Rapporto di Amnesty International sulla pena di morte: nel 2011 uccise 676 persone
Diminuiscono i Paesi in cui la pena di morte è in vigore, ma il livello delle esecuzioni
in quelli che ancora uccidono è allarmante: 676 sono state le condanne eseguite lo
scorso anno. Al microfono di Roberta Barbi il portavoce di Amnesty International
Italia, Riccardo Noury,fa il punto sulla situazione fotografata nel
rapporto 2011 pubblicato oggi:
R. - Quest’anno
descrive un mondo che è sempre più vicino all’abolizione della pena di morte, con
9 Paesi su 10 che non vi ricorrono più, ma quel 10 per cento che la usa lo fa in maniera
veramente allarmante e sistematica.
D. - Il Medio Oriente registra un consistente
aumento delle esecuzioni ufficiali, il 50% in più rispetto allo scorso anno. Preoccupa
in particolare l’Iran, che ha messo a morte tre prigionieri per reati commessi quando
erano minori …
R. - Sono i Paesi che non hanno cambiato governo, sono i "vecchi
Paesi": Arabia Saudita con 82 esecuzioni, Iran con 360, Iraq 68, Yemen 41. Dell’Iran
quello che però preoccupa - oltre l’uso della pena di morte per adulterio e sodomia
- è che l’esecuzioni segrete o comunque non riconosciute ufficialmente, sono state
probabilmente tante quante quelle ufficiali. Quindi forse il dato effettivo sono le
700 esecuzioni nel 2011: in Iraq erano state 68 nel 2011, e sono già 69 nei primi
tre mesi del 2012.
D. - In Cina il governo ha eliminato la pena di morte per
13 reati, ma resta ancora il segreto di Stato sulle esecuzioni e sui casi di tortura
…
R. - Sì, questo è un problema che Amnesty International sottolinea ogni anno.

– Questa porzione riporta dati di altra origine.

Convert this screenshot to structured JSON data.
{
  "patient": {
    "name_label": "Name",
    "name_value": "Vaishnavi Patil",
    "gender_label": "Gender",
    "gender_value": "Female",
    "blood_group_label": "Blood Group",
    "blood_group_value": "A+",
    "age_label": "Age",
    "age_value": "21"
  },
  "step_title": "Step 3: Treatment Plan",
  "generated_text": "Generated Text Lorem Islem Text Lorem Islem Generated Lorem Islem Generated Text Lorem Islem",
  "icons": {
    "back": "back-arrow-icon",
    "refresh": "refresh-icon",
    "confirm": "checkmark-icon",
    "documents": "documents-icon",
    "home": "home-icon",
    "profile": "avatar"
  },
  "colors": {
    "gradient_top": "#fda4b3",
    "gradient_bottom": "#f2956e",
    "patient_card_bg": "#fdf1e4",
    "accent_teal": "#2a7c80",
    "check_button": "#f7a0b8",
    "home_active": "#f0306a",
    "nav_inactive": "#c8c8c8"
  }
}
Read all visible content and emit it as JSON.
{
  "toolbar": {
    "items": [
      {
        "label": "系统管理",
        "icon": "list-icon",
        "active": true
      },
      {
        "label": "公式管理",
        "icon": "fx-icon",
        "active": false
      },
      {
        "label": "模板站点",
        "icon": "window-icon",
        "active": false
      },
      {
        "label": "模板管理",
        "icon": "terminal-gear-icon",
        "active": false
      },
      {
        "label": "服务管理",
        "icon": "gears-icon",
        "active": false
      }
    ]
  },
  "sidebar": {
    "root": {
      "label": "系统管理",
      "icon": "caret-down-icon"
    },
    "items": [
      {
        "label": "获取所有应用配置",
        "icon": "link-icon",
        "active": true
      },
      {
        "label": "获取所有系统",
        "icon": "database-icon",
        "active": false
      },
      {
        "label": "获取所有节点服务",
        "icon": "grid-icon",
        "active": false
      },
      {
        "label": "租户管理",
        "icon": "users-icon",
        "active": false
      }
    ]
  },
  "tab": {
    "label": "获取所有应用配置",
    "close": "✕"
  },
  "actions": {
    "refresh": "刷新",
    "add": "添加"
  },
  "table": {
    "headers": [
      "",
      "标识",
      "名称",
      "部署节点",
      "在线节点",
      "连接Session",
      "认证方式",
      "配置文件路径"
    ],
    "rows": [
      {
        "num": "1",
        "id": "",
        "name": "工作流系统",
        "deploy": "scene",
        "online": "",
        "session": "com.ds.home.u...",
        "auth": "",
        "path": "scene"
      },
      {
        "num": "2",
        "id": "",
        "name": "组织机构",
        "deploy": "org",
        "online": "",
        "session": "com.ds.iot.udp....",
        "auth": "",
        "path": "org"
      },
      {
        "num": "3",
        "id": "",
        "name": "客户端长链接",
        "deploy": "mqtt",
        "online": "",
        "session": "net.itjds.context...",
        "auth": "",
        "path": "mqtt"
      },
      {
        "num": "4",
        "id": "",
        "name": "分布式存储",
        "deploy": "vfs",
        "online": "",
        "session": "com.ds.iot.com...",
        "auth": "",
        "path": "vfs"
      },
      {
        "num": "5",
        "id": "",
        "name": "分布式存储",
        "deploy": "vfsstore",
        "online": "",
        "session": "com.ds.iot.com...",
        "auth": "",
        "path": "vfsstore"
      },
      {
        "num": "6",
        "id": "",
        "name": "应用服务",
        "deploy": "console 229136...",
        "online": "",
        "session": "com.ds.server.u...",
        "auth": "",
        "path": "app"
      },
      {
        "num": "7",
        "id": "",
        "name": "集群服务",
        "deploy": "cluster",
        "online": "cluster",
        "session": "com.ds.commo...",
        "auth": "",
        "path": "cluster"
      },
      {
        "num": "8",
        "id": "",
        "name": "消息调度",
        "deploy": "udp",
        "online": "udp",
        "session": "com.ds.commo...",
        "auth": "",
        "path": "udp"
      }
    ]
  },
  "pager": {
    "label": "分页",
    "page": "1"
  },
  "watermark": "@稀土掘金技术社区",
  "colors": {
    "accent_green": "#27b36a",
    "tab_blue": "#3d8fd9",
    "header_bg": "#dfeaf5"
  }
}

Noi abbiamo deciso di non rendere pubblici i dati, raccolti a fatica, sull’uso della
pena di morte in Cina, perché è il governo che deve fornire queste informazioni. Il
governo continua a sostenere che la pena di morte è diminuita di intensità, perché
la Corte suprema ha ripreso a controllare tutti i processi. Sarebbe diminuito il numero
dei reati capitali e aumentate la garanzie; la Cina citi dunque i dati in modo che
possiamo dargli ragione. Fino a quando non lo faranno, non potremo verificare se questi
progressi ci sono stati o meno.
D. - Negli Stati Uniti ed in Bielorussia -
unico Stato in Europa - la pena di morte è ancora in vigore. Quali sono le possibili
soluzioni?
R. - Per quanto riguarda la Bielorussia, bisogna che l’Europa faccia
pressioni ulteriori: non solo mantiene la pena di morte, ma la applica in modo inaccettabile
- al termine di processi irregolari - neanche avvisando le famiglie e restituendo
i corpi. Negli Stati Uniti il numero delle esecuzioni continua a diminuire - sono
state 43 - diminuisce molto il numero delle nuove condanne a morte, aumenta invece
il numero degli Stati della federazione statunitense, che non ricorrono più alle esecuzioni.
D.
- Quali sono i principali risultati raggiunti quest’anno, rispetto al rapporto precedente?
R.
- Certamente il Giappone, che non ha messo a morte prigionieri per la prima volta
dopo 19 anni. In Africa abbiamo avuto due Paesi, che hanno rispettivamente annunciato
e confermato una moratoria sulle esecuzioni, cioè Sierra Leone e Nigeria. Il Benin
ha annunciato l’adozione di una legislazione per ratificare un trattato dell’Onu,
che ha per scopo l’abolizione della pena di morte. Possiamo dire, per quanto riguarda
la zona del Pacifico, che sarebbe libera dalla pena di morte, se non fosse per 5 condanne
emesse ma non ancora eseguite, in Papua Nuova Guinea. Per quanto riguarda le Americhe
e gli Stati Uniti, restano le uniche eccezioni ad un principio abolizionista, che
ormai ha pervaso tutto il continente. (cp)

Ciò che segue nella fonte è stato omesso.